私はこの3月末をもって、長年の職場であった上伊那農協を定年退職しました。花き課在籍中は、花き部会の生産者の皆様をはじめ業界の多くの方々、また職場の皆様にも大変お世話になりました。この場をお借りして御礼申し上げます。ありがとうございました。
さて、これからの個人的な人生の行方ですが、妻が築いてくれた花作りの後継者を目指そうと思っています。20年前の話になりますが、私たち夫婦に3人目の子供が出来たとき、妻はそれまで勤めていた会社を辞め、育児に専念することになりました。そのとき在宅でも出来る仕事ということで、それまでも小規模ながらやっていた花栽培を拡大し妻はその専従者として働き、今日まで家計を支えて来ました。当初は私もそれなりの手伝いも出来たのですが、この10年ぐらいは本業の勤めが精一杯で、花の管理と出荷は妻とその姉の二人にほとんどすべてを任せてきました。深夜に酔って帰宅すると、作業場に明かりが灯り選花機の音が聞こえてくることなどもしばしばで、内心では無理をさせているなあ感じて来ました。その意味で私の定年を一番待望していたのはほかならぬ妻であったと思います。

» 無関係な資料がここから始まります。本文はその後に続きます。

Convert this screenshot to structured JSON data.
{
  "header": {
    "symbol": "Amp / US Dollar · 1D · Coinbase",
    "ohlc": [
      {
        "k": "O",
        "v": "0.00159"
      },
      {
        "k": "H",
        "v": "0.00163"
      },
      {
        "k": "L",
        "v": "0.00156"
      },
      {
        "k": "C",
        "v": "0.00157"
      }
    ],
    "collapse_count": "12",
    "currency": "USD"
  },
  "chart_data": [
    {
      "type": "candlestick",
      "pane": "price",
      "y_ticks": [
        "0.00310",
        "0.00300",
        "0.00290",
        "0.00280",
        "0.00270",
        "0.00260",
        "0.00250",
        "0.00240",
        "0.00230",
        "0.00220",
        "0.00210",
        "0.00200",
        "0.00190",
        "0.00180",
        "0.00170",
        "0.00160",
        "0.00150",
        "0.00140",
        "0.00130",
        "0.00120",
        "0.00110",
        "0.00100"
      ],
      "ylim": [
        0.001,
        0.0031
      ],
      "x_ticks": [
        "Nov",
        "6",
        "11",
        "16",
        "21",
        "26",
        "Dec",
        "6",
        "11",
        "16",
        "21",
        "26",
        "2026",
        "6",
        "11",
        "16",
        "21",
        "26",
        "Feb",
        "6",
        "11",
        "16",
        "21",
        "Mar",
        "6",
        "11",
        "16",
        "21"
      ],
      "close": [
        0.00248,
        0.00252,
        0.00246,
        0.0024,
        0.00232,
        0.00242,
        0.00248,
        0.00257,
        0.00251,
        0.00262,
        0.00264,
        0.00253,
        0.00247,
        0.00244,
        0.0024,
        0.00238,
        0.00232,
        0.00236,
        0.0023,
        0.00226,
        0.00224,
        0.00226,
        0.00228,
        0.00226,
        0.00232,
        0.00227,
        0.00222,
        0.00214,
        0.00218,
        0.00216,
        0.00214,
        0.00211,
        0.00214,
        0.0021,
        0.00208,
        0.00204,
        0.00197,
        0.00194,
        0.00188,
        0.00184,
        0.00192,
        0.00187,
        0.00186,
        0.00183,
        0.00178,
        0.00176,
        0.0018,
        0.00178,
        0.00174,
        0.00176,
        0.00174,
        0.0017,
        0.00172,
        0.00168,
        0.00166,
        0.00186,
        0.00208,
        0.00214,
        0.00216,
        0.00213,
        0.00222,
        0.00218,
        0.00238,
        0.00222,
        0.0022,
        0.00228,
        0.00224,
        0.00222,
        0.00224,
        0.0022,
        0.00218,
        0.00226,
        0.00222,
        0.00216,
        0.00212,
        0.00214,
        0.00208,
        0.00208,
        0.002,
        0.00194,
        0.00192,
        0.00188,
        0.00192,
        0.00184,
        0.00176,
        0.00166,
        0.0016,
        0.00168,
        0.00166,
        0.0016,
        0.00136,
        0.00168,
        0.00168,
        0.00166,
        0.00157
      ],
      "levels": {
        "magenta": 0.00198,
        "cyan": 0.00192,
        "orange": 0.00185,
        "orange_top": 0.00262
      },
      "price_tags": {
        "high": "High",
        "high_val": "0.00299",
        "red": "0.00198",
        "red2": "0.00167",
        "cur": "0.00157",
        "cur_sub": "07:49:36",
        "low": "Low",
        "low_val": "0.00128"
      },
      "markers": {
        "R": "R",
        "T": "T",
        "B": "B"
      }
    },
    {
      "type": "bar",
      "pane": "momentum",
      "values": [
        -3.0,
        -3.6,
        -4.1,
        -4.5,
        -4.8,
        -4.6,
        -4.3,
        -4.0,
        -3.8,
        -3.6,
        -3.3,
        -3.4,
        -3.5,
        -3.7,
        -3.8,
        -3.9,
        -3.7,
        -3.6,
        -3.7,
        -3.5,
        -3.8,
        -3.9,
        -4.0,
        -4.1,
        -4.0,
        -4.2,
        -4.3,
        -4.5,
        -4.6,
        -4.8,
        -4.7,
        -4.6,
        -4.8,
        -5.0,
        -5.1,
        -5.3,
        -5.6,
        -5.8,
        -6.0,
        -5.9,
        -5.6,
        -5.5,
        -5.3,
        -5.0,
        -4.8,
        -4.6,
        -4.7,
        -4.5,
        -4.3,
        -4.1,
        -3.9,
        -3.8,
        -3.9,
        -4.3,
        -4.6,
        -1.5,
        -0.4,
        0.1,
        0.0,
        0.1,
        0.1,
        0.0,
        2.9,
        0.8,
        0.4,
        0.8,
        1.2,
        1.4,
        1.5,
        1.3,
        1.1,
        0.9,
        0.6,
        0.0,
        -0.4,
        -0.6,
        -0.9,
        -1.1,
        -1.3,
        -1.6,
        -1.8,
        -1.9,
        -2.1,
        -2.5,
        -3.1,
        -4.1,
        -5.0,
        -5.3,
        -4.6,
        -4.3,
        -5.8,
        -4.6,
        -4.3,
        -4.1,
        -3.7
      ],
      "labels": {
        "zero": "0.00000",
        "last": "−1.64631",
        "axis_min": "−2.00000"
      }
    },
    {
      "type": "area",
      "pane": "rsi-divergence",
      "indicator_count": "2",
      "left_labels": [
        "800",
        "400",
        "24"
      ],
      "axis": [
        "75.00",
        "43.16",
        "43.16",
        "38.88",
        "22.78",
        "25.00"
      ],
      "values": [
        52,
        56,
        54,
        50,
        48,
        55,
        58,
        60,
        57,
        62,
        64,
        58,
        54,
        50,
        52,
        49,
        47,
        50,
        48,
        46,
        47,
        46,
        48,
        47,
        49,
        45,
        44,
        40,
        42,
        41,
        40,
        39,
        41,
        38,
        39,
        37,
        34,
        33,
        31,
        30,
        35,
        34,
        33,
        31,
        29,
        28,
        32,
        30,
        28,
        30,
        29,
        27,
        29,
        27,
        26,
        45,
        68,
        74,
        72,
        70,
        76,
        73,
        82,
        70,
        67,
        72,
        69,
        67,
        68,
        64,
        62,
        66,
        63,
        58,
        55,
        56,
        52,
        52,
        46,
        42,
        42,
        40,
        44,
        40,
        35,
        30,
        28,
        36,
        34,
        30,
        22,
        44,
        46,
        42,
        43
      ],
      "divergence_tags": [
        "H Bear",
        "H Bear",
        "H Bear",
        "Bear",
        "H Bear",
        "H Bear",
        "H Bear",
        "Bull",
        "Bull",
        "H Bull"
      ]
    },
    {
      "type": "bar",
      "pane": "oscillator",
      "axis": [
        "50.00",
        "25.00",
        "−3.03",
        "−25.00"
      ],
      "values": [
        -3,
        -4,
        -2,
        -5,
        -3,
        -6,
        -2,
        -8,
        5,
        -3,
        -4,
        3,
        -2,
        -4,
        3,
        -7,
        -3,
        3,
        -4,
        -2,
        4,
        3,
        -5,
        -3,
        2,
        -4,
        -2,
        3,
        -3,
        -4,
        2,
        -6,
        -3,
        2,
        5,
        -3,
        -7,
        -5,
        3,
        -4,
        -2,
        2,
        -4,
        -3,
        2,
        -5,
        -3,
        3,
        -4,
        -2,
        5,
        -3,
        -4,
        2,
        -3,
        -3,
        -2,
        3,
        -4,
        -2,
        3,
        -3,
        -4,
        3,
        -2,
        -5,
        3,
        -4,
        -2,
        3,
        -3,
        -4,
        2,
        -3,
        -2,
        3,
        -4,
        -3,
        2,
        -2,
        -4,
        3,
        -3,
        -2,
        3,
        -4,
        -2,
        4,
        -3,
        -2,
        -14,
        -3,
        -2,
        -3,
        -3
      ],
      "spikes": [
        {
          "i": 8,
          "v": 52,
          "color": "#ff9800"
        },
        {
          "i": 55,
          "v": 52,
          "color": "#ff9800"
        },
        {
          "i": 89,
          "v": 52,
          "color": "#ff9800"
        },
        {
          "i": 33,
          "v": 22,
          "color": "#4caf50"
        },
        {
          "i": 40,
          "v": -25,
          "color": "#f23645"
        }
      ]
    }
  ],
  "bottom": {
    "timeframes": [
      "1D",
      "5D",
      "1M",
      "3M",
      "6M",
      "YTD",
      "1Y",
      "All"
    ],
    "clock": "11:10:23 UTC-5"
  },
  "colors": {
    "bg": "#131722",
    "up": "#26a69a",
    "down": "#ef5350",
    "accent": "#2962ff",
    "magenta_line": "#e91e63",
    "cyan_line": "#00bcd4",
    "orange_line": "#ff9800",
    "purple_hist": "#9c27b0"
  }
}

最後の勤めを終え帰った晩、家族だけのささやかなお祝いの席が用意してありました。この日のプレゼントに家族一同よりいただいたジョニクロ12年1リットル瓶の栓をぬき乾杯。至福のひと時でした。その直後です、妻の口から出た言葉に私は我に返りました。
「明日からやっと家事に専念できる。後は全てあなたにバトンタッチするからお願いね。」
私が妻のお手伝いをと考えていたのに、冗談とも脅迫ともとれるその言葉に対し、私の唯一の防御手段は失業保険の給付を受ける半年は表だっては働けないというものでした。ということで半年間はとりあえず妻の支援を取り付けました。その間私は見習い人ということで、妻の技術とコツを身に付けることに専念することになりました。むろん無給です。
翌日、心身ともに自由の身になった私は、モーニングコーヒーを飲みながら朝刊にくまなく目を通しておりました。勤め時代の習慣です。その時です、妻のかん高い声が響きました。
「なによ朝から新聞なんかゆっくり読んで。勤め人じゃあないんだから、新聞は夜読めばいいのよ。そんな余裕があったらハウスへ行って花の一本でも切ってよ。」
見習い人としてはその言葉に従うしかありませんでしたが、それにしても、新聞は夜読めには何となく納得しました。一日中花との付き合いでは、時事も話題も必要ありませんから、半日程度の情報の遅れは仕事には影響ありません。
さっそくハウスへ行き何年ぶりかの花の採花をしながら、勤め人から開放されたゆっくり流れる時間を楽しんでいました。隣の畦よりまた妻の声が聞こえます。
「体の動きがまだ百姓になりきってないよ。そのペースでは今日中に仕事は終わらないんじゃない。今日は晩酌なしね。」
城下町の非農家から嫁いで来た妻に、13代目の正真正銘の百姓の血を受け継ぐ私が言われる筋合いはないと思いましたが、見習い人としては今はただ従うしかありません。
ところで話は変わりますが、今は亡き郷土の教育家でもあり書家でもあった北原青雲という方の自宅へ生前に伺った折、帰りに色紙を頂きました。何種類かの言葉が揮毫(きごう)されたものから好きなのを選びなさいと言われ、私は迷わず「一輪の花に感動」の一枚を選びました。人生で大きな苦難に遭遇したとき、野に咲いていた一輪の野草に勇気を与えられたというのが、先生の語ったこの言葉の意味だったように記憶しております。
私は花栽培を生活していくための生業として選びましたが、最終目的は花を媒体にして消費者の皆さんに新鮮な感動や癒しをお届けすることだと思います。そんな花作りを目標に夫婦(まだ妻の了解はいただいておりませんが)で頑張っていきたいと思います。